Piselli che crescono a bordo della Stazione Spaziale Internazionale. Credito d'immagine: l'equipaggio di ISS Expedition 6, NASA. clicca per ingrandire
L'ansia può essere una buona cosa. Ti avverte che qualcosa potrebbe essere sbagliato, che il pericolo potrebbe essere vicino. Aiuta ad avviare segnali che ti preparano ad agire. Ma mentre un po 'di ansia occasionale può salvarti la vita, l'ansia costante provoca grandi danni. Gli ormoni che portano il tuo corpo a un allarme elevato danneggiano anche il tuo cervello, il tuo sistema immunitario e altro se inondano continuamente il tuo corpo.

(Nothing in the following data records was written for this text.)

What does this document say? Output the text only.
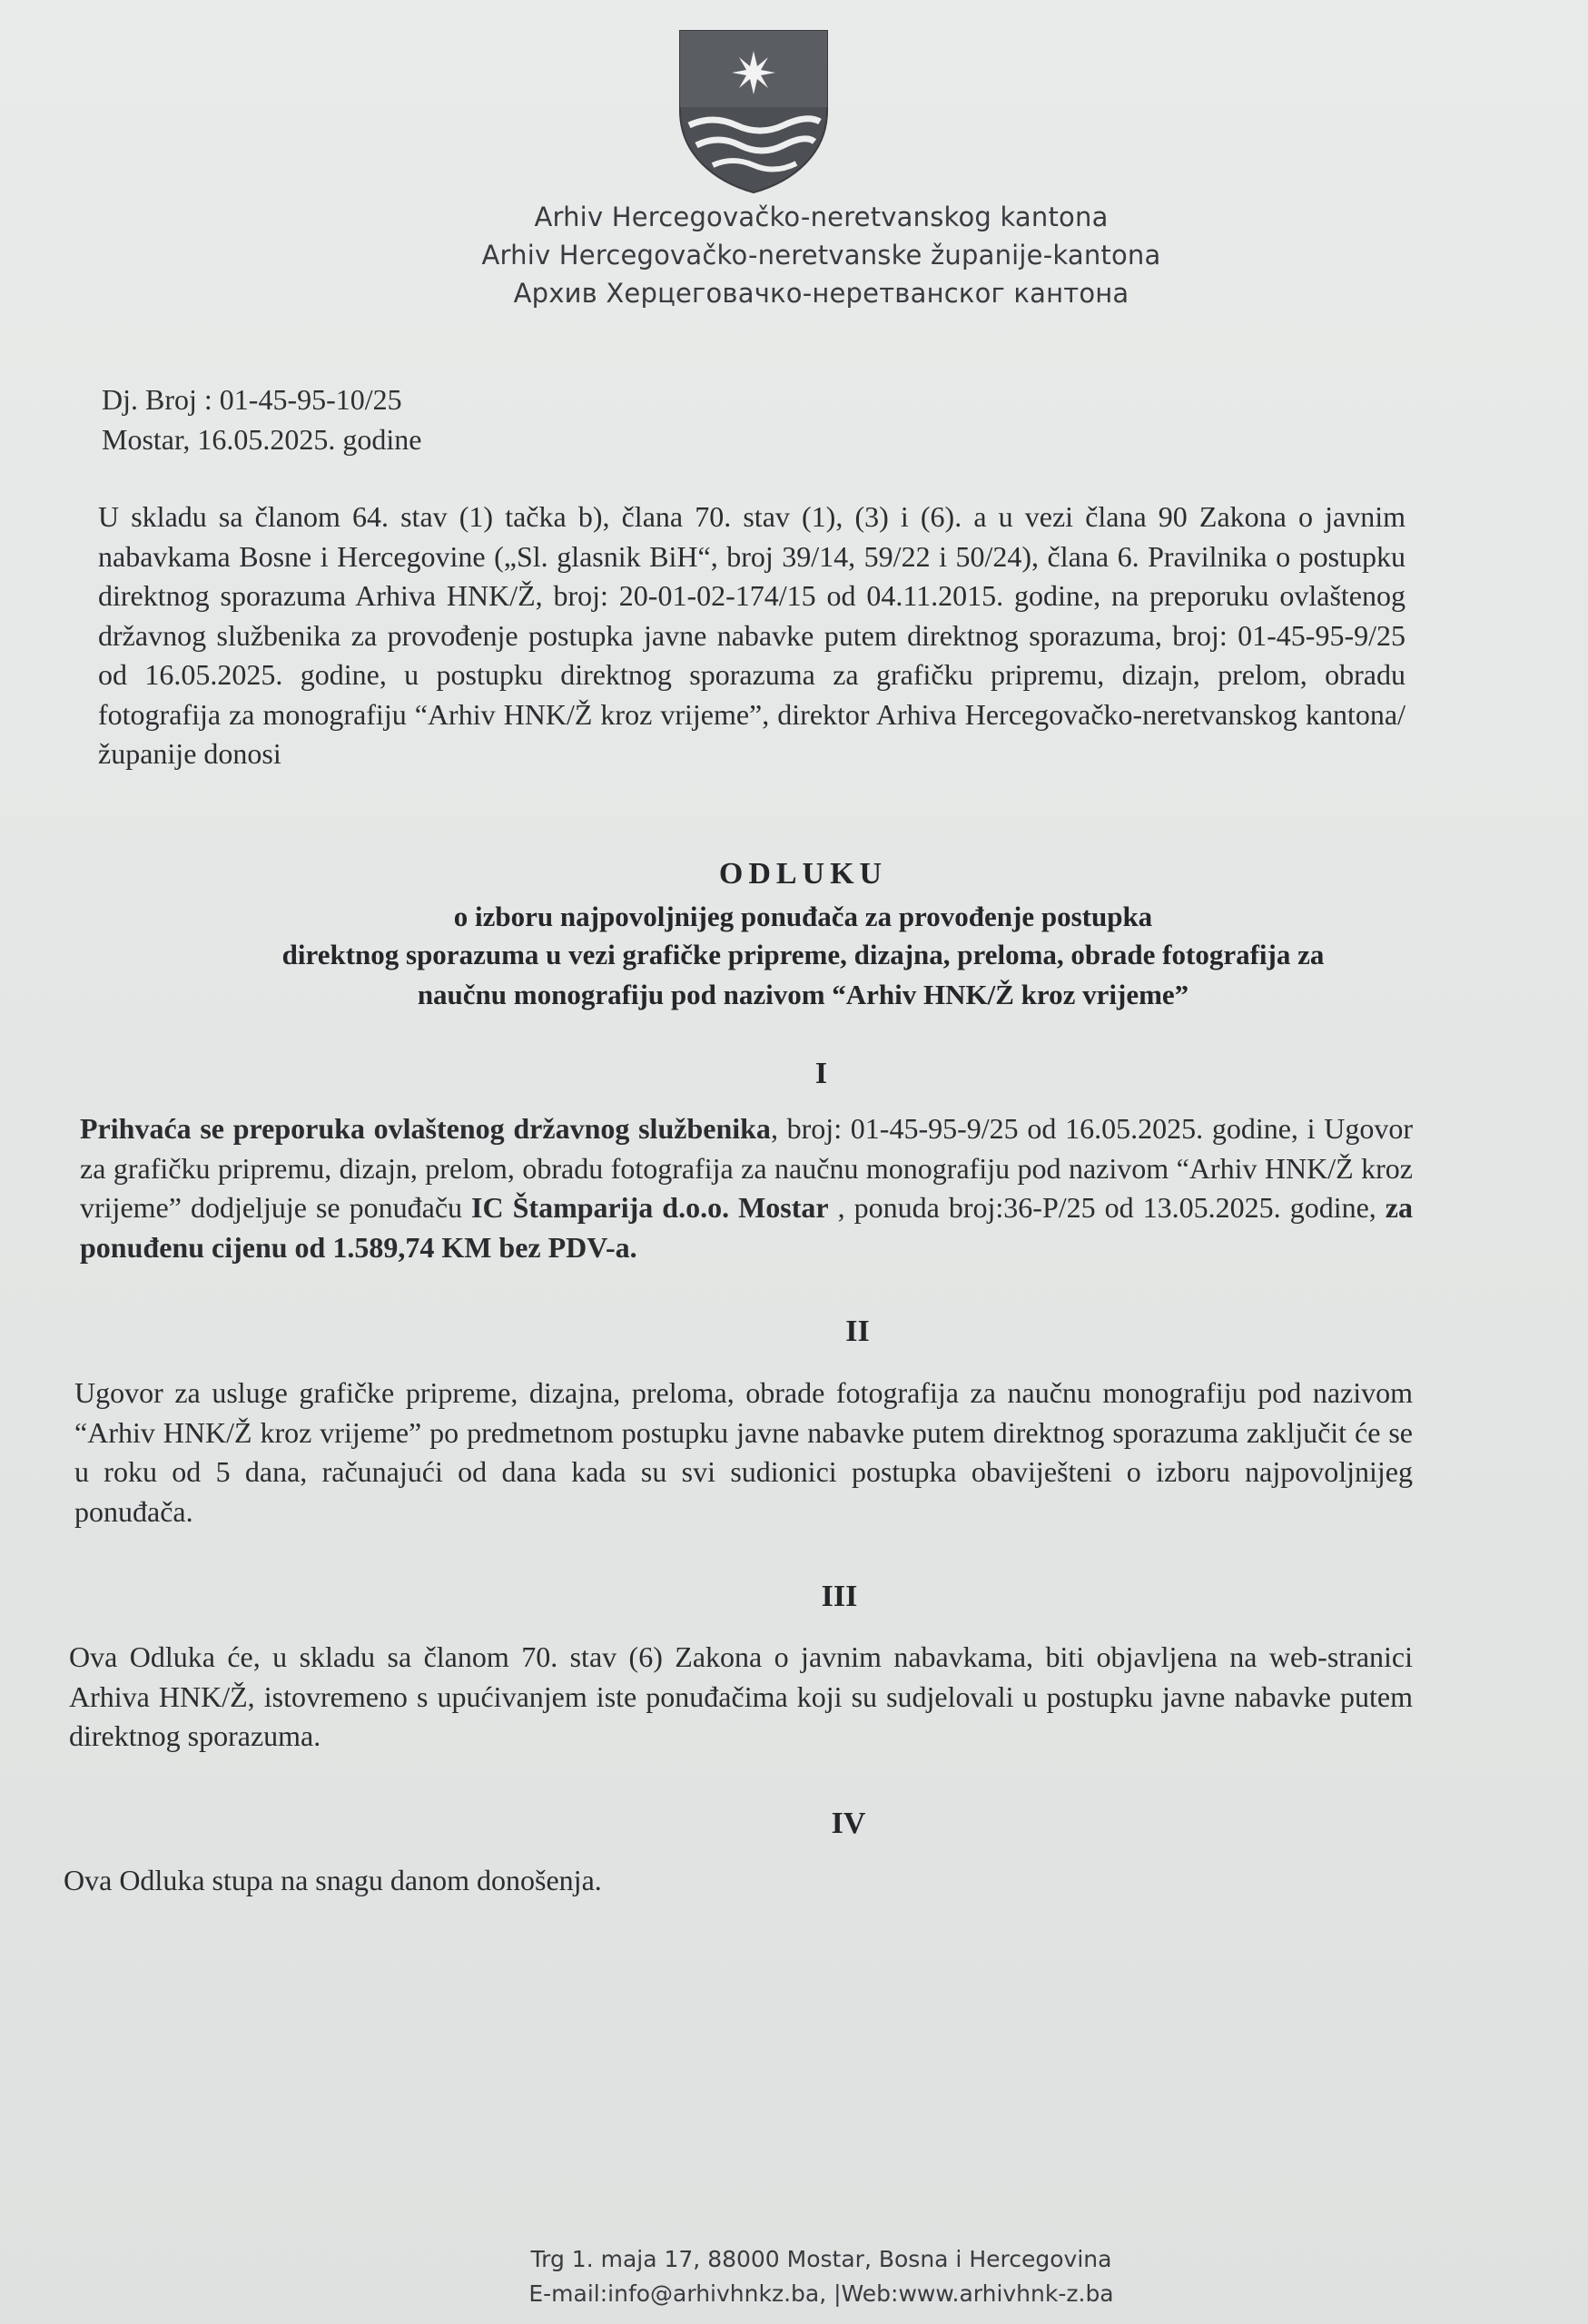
Arhiv Hercegovačko-neretvanskog kantona
Arhiv Hercegovačko-neretvanske županije-kantona
Архив Херцеговачко-неретванског кантона
Dj. Broj : 01-45-95-10/25
Mostar, 16.05.2025. godine
U skladu sa članom 64. stav (1) tačka b), člana 70. stav (1), (3) i (6). a u vezi člana 90 Zakona o javnim nabavkama Bosne i Hercegovine („Sl. glasnik BiH“, broj 39/14, 59/22 i 50/24), člana 6. Pravilnika o postupku direktnog sporazuma Arhiva HNK/Ž, broj: 20-01-02-174/15 od 04.11.2015. godine, na preporuku ovlaštenog državnog službenika za provođenje postupka javne nabavke putem direktnog sporazuma, broj: 01-45-95-9/25 od 16.05.2025. godine, u postupku direktnog sporazuma za grafičku pripremu, dizajn, prelom, obradu fotografija za monografiju “Arhiv HNK/Ž kroz vrijeme”, direktor Arhiva Hercegovačko-neretvanskog kantona/županije donosi
ODLUKU
o izboru najpovoljnijeg ponuđača za provođenje postupka
direktnog sporazuma u vezi grafičke pripreme, dizajna, preloma, obrade fotografija za
naučnu monografiju pod nazivom “Arhiv HNK/Ž kroz vrijeme”
I
Prihvaća se preporuka ovlaštenog državnog službenika, broj: 01-45-95-9/25 od 16.05.2025. godine, i Ugovor za grafičku pripremu, dizajn, prelom, obradu fotografija za naučnu monografiju pod nazivom “Arhiv HNK/Ž kroz vrijeme” dodjeljuje se ponuđaču IC Štamparija d.o.o. Mostar , ponuda broj:36-P/25 od 13.05.2025. godine, za ponuđenu cijenu od 1.589,74 KM bez PDV-a.
II
Ugovor za usluge grafičke pripreme, dizajna, preloma, obrade fotografija za naučnu monografiju pod nazivom “Arhiv HNK/Ž kroz vrijeme” po predmetnom postupku javne nabavke putem direktnog sporazuma zaključit će se u roku od 5 dana, računajući od dana kada su svi sudionici postupka obaviješteni o izboru najpovoljnijeg ponuđača.
III
Ova Odluka će, u skladu sa članom 70. stav (6) Zakona o javnim nabavkama, biti objavljena na web-stranici Arhiva HNK/Ž, istovremeno s upućivanjem iste ponuđačima koji su sudjelovali u postupku javne nabavke putem direktnog sporazuma.
IV
Ova Odluka stupa na snagu danom donošenja.
Trg 1. maja 17, 88000 Mostar, Bosna i Hercegovina
E-mail:info@arhivhnkz.ba, |Web:www.arhivhnk-z.ba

Le piante non diventano ansiose allo stesso modo degli umani. Ma soffrono di stress e si comportano allo stesso modo. Producono un segnale chimico - superossido (O2-) - che mette in allarme il resto della pianta. Il superossido, tuttavia, è tossico; troppo finirà per danneggiare la pianta.
Questo potrebbe essere un problema per le piante su Marte.
Secondo la Vision for Space Exploration, gli umani visiteranno ed esploreranno Marte nei decenni a venire. Inevitabilmente, vorranno portare con sé le piante. Le piante forniscono cibo, ossigeno, compagnia e una macchia di verde lontano da casa.
Su Marte, le piante dovrebbero tollerare condizioni che di solito causano loro molto stress: freddo intenso, siccità, bassa pressione dell'aria, terreni per i quali non si sono evoluti. Ma il fisiologo vegetale Wendy Boss e il microbiologo Amy Grunden della North Carolina State University credono di poter sviluppare piante in grado di vivere in queste condizioni. Il loro lavoro è supportato dall'Istituto NASA per concetti avanzati.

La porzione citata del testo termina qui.